The film begins with a long, long drive through the country as the director approaches his first hotel. This sort of wordless landscape (a recent fixation of Gus Van Zandt as well) might serve a film in the right context: The viewer may take the time to contemplate what they've seen, as if they too were stuck on a long journey with only their mind to keep them company. But Kiarostami hasn't even shown us anything yet. The drive is followed by a long lecture on the financing for UWESO. The droning voice doesn't give us a sense of what it feels like to be there, only the text book statistic version. We do get to see many of the faces of the locals, but we don't meet any of them. Kiarostami is in love with the intense gaze of the Ugandan people, but he doesn't get inside their heads. It's possible that he hopes to "challenge" us with these fixed stares, but his audience already cares: We're here. We want to learn. No need to stare us down.

He does offer a glimpse of a poster commemorating a visit to Uganda from the Pope some years back. Coupled with a driver's comments that the catholic church has urged Africans to not use condoms so as not to promote promiscuity, this image hints at the potential subject matter for a more conventional documentary: How do outside influences on issues such as condoms affect a nation with an out of control AIDS crisis? But Kiarostami isn't interested in any such obvious questions.

His next sequence features a visit to an AIDS hospice where the infected children are truly heartbreaking, as is the sight of a nurse shaping a piece of discarded cardboard into a basket to hold the tiny, limp body of a dead child.

But again Kiarostami isn't interested in spending time on normal issues like that. Instead we get a Blair Witch-esque sequence where the filmmaker and his partners get caught outside their hotel after the electricity is turned off for the night. Stumbling through intense darkness, we're treated to an endless blank screen with voices discussing the importance of flashlights.

And so it goes for the 85 minutes of ABC Africa's running time.

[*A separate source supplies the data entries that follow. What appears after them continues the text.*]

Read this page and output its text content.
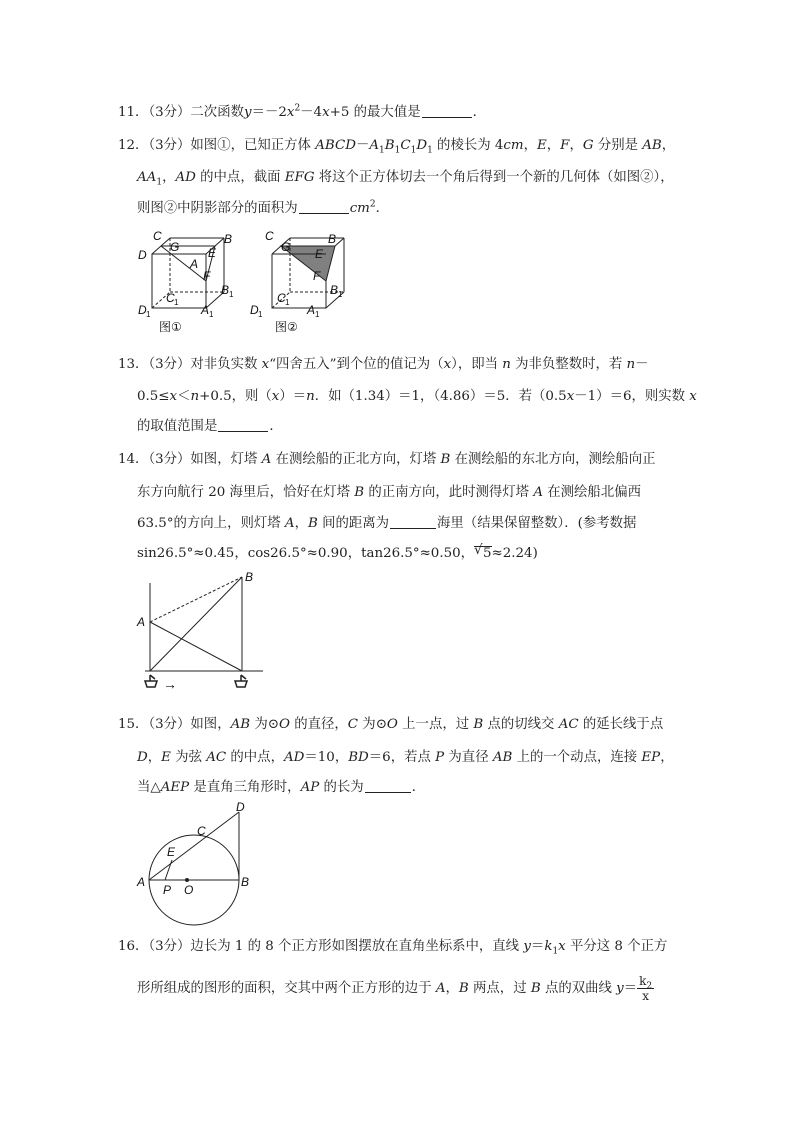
11．（3分）二次函数$y=-2x^2-4x+5$ 的最大值是	．
12．（3分）如图①，已知正方体 $ABCD-A_1B_1C_1D_1$ 的棱长为 4cm，E，F，G 分别是 AB，
$AA_1$，AD 的中点，截面 EFG 将这个正方体切去一个角后得到一个新的几何体（如图②），
则图②中阴影部分的面积为	$cm^2$．
C
G
B
D
A
E
F
C 1
B 1
D 1	A 1
图①
C
G
B
E
F
C 1
B 1
D 1	A 1
图②
13．（3分）对非负实数 x“四舍五入”到个位的值记为（x），即当 n 为非负整数时，若 n－
0.5≤x＜n+0.5，则（x）＝n．如（1.34）＝1，（4.86）＝5．若（0.5x－1）＝6，则实数 x
的取值范围是	．
14．（3分）如图，灯塔 A 在测绘船的正北方向，灯塔 B 在测绘船的东北方向，测绘船向正
东方向航行 20 海里后，恰好在灯塔 B 的正南方向，此时测得灯塔 A 在测绘船北偏西
63.5°的方向上，则灯塔 A，B 间的距离为	海里（结果保留整数）．(参考数据
sin26.5°≈0.45，cos26.5°≈0.90，tan26.5°≈0.50， √ 5≈2.24)
A
B
→
15．（3分）如图，AB 为⊙O 的直径，C 为⊙O 上一点，过 B 点的切线交 AC 的延长线于点
D，E 为弦 AC 的中点，AD＝10，BD＝6，若点 P 为直径 AB 上的一个动点，连接 EP，
当△AEP 是直角三角形时，AP 的长为	．
D
C
E
A
P O
B
16．（3分）边长为 1 的 8 个正方形如图摆放在直角坐标系中，直线 $y=k_1x$ 平分这 8 个正方
形所组成的图形的面积，交其中两个正方形的边于 A，B 两点，过 B 点的双曲线 $y= \frac{k_2}{x}$
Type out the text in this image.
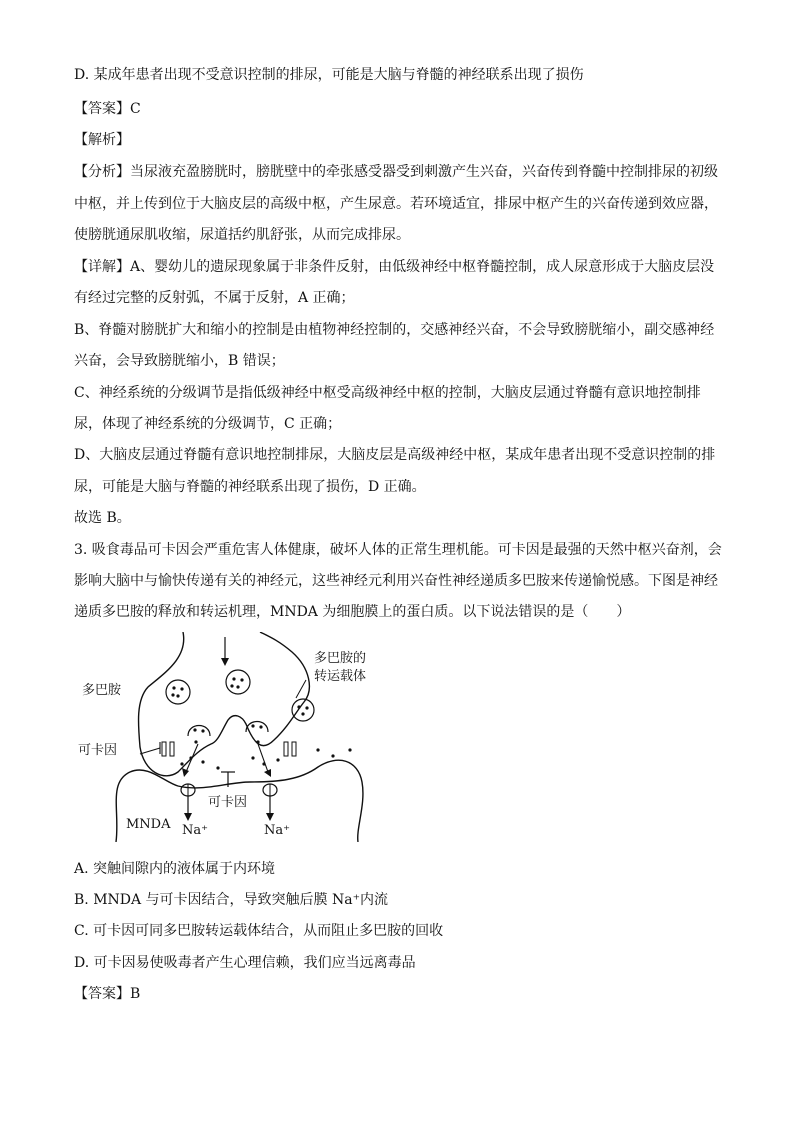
D. 某成年患者出现不受意识控制的排尿，可能是大脑与脊髓的神经联系出现了损伤
【答案】C
【解析】
【分析】当尿液充盈膀胱时，膀胱壁中的牵张感受器受到刺激产生兴奋，兴奋传到脊髓中控制排尿的初级
中枢，并上传到位于大脑皮层的高级中枢，产生尿意。若环境适宜，排尿中枢产生的兴奋传递到效应器，
使膀胱通尿肌收缩，尿道括约肌舒张，从而完成排尿。
【详解】A、婴幼儿的遗尿现象属于非条件反射，由低级神经中枢脊髓控制，成人尿意形成于大脑皮层没
有经过完整的反射弧，不属于反射，A 正确；
B、脊髓对膀胱扩大和缩小的控制是由植物神经控制的，交感神经兴奋，不会导致膀胱缩小，副交感神经
兴奋，会导致膀胱缩小，B 错误；
C、神经系统的分级调节是指低级神经中枢受高级神经中枢的控制，大脑皮层通过脊髓有意识地控制排
尿，体现了神经系统的分级调节，C 正确；
D、大脑皮层通过脊髓有意识地控制排尿，大脑皮层是高级神经中枢，某成年患者出现不受意识控制的排
尿，可能是大脑与脊髓的神经联系出现了损伤，D 正确。
故选 B。
3. 吸食毒品可卡因会严重危害人体健康，破坏人体的正常生理机能。可卡因是最强的天然中枢兴奋剂，会
影响大脑中与愉快传递有关的神经元，这些神经元利用兴奋性神经递质多巴胺来传递愉悦感。下图是神经
递质多巴胺的释放和转运机理，MNDA 为细胞膜上的蛋白质。以下说法错误的是（　　）
多巴胺
多巴胺的
转运载体
可卡因
可卡因
MNDA Na⁺	Na⁺
A. 突触间隙内的液体属于内环境
B. MNDA 与可卡因结合，导致突触后膜 Na⁺内流
C. 可卡因可同多巴胺转运载体结合，从而阻止多巴胺的回收
D. 可卡因易使吸毒者产生心理信赖，我们应当远离毒品
【答案】B
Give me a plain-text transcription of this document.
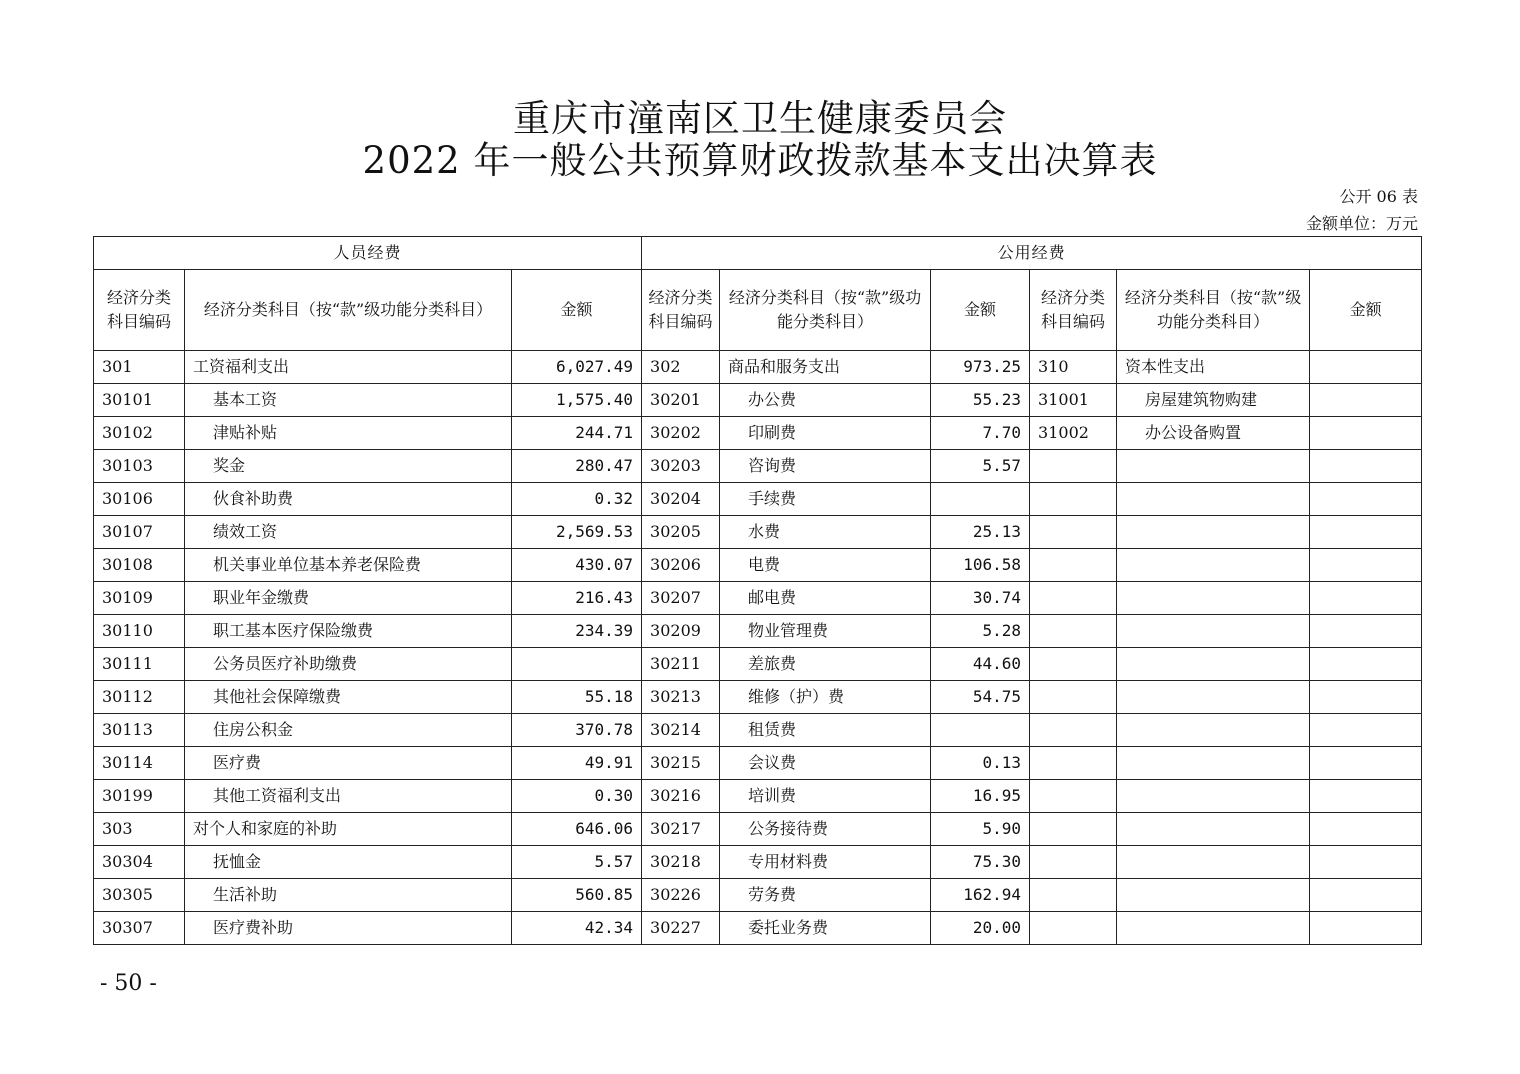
重庆市潼南区卫生健康委员会
2022 年一般公共预算财政拨款基本支出决算表
公开 06 表
金额单位：万元
人员经费			公用经费					
经济分类科目编码	经济分类科目（按“款”级功能分类科目）	金额	经济分类科目编码	经济分类科目（按“款”级功能分类科目）	金额	经济分类科目编码	经济分类科目（按“款”级功能分类科目）	金额
301	工资福利支出	6,027.49	302	商品和服务支出	973.25	310	资本性支出	
30101	基本工资	1,575.40	30201	办公费	55.23	31001	房屋建筑物购建	
30102	津贴补贴	244.71	30202	印刷费	7.70	31002	办公设备购置	
30103	奖金	280.47	30203	咨询费	5.57			
30106	伙食补助费	0.32	30204	手续费				
30107	绩效工资	2,569.53	30205	水费	25.13			
30108	机关事业单位基本养老保险费	430.07	30206	电费	106.58			
30109	职业年金缴费	216.43	30207	邮电费	30.74			
30110	职工基本医疗保险缴费	234.39	30209	物业管理费	5.28			
30111	公务员医疗补助缴费		30211	差旅费	44.60			
30112	其他社会保障缴费	55.18	30213	维修（护）费	54.75			
30113	住房公积金	370.78	30214	租赁费				
30114	医疗费	49.91	30215	会议费	0.13			
30199	其他工资福利支出	0.30	30216	培训费	16.95			
303	对个人和家庭的补助	646.06	30217	公务接待费	5.90			
30304	抚恤金	5.57	30218	专用材料费	75.30			
30305	生活补助	560.85	30226	劳务费	162.94			
30307	医疗费补助	42.34	30227	委托业务费	20.00			
- 50 -
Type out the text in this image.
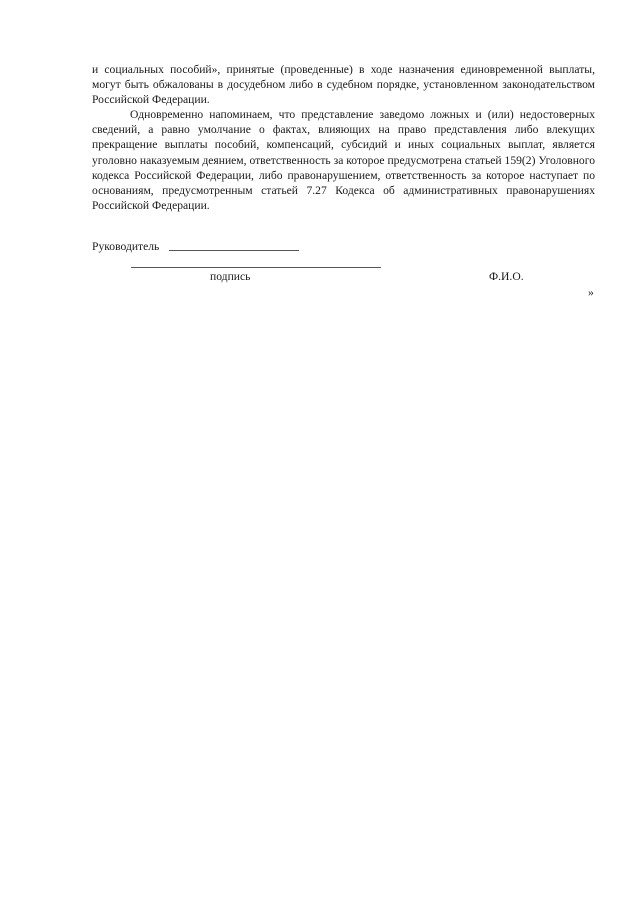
и социальных пособий», принятые (проведенные) в ходе назначения единовременной выплаты, могут быть обжалованы в досудебном либо в судебном порядке, установленном законодательством Российской Федерации.
Одновременно напоминаем, что представление заведомо ложных и (или) недостоверных сведений, а равно умолчание о фактах, влияющих на право представления либо влекущих прекращение выплаты пособий, компенсаций, субсидий и иных социальных выплат, является уголовно наказуемым деянием, ответственность за которое предусмотрена статьей 159(2) Уголовного кодекса Российской Федерации, либо правонарушением, ответственность за которое наступает по основаниям, предусмотренным статьей 7.27 Кодекса об административных правонарушениях Российской Федерации.
Руководитель
подпись	Ф.И.О.
»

Kiarostami may be a fiercely independent filmmaker, but his film, produced with the intention of publicizing the Ugandan orphan situation, ends up offering little emotional resonance for audiences to grab hold of.

VIDEO:
The full-screen video was shot on DV tape and looks pretty sharp. The colors are vibrant and the images are reasonably free of compression artifacts, but it does resemble a home video in a lot of ways.

AUDIO:
The Dolby Digital 2.0 audio track is mostly fine, although there is hardly ever anything to hear. The voices are mostly in English or Farsi with English subtitles. No additional subtitles are available, which is a shame because even in the English parts the accents are thick and the audio isn't always clear.

EXTRAS:
A documentary on Kiarostami called "The Art of Living" is included which incorporates interviews with the filmmaker, assorted film critics, and clips from his filmography. It's a nice way to learn more about the director. The excerpts from his other works, shot on film and more cinematic than ABC Africa, come from very worn film prints, but they give a sense of how the director deals with scenes that he was able to orchestrate, rather than simply observe.

There is also a trailer for the film, as well as for some other New Yorker Films releases as well.

FINAL THOUGHTS:
ABC Africa is an unfulfilling documentary that never gives the viewer a sense of Uganda and its people. The fact that he barely speaks with any Ugandans throughout the film is hurtful, as is the amount of time he spends interviewing a white European couple who are in the process of adopting an African baby. Scenarios like this serve only to widen the gap between the viewer and the African people, not reduce it. By allowing his camera to gaze at the faces of Ugandan children endlessly Kiarostami shows that patronizing exoticism isn't necessarily a Western construct.